The paper develops the idea that control of the labour process cannot be fully understood without an associated analysis of the manner in which employment relationships are entered into (various types of contracts) and the labour market. Such an approach provides a potentially theoretically coherent strategy to analyse work, providing an alternative to approaches such as that of Burawoy (2009) or Thompson (2003) that have sought to develop connections with a somewhat isolated labour process. The paper builds upon the notion of ‘constrained autonomy’ discussed in Jose (2025) – that provides a theoretical means to recognize and analyse the constraints upon the labour process, and therefore the strategies that employers may adopt to overcome these constraints – but develops this further by integrating it with the structure of employment contracts and the sectoral labour market. The analysis reveals and discusses the connections between these spheres of work and employment based on qualitative empirical research with Information Technology Services (ITS) workers in the IT industry in Bengaluru (Bangalore), India.
Bio
Secki P. Jose is a Lecturer in HRM, largely focused on topics related to Employment Relations.
His work focuses on analysing employment/labour/work utilising inter-disciplinary and heterodox approaches cutting across labour economics, labour law and work sociology. He primarily examines aspects related to structural change, economic informality, labour process, political economy of work, the State, knowledge and production technologies.

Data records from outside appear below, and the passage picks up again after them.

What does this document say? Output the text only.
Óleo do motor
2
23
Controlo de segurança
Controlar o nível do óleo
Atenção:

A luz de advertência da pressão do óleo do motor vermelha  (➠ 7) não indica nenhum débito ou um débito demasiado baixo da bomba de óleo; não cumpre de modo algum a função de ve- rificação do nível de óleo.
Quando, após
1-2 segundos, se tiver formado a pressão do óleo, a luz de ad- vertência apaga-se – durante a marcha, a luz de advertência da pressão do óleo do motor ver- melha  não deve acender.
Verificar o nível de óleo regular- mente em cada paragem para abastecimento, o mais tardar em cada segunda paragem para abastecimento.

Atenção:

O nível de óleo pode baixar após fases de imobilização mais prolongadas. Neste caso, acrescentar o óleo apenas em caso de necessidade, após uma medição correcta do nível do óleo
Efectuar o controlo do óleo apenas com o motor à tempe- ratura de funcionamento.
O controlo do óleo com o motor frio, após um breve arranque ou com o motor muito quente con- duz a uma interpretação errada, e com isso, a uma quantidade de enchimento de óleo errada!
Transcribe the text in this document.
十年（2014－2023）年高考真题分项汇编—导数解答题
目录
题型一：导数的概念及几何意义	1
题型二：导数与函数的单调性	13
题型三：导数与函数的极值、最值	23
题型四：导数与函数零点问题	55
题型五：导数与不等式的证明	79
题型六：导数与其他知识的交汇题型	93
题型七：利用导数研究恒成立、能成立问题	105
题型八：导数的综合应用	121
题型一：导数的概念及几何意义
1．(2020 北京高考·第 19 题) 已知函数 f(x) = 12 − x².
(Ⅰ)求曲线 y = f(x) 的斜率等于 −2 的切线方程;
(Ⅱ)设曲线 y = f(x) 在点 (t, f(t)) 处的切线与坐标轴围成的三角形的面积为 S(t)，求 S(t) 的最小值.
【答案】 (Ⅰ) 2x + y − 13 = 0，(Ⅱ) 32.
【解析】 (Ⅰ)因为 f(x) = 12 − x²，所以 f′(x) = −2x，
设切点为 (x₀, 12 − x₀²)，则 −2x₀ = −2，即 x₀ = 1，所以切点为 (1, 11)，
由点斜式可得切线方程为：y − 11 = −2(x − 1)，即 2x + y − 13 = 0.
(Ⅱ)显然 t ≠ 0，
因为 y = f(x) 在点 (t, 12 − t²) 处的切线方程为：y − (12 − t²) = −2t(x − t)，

He has a PhD from the University of Leicester, a Masters in Labour Studies from the Tata Institute of Social Sciences (Mumbai) and an undergraduate degree in Engineering from Kannur University (Kerala).
He has previously taught at the University of Leicester, UCL and SOAS. He has also been part of collaborative qualitative and quantitative research projects in DMU, IMI–Oxford, FAS, NIAS and TISS. Prior to 2010, he worked in the IT industry in India for some years.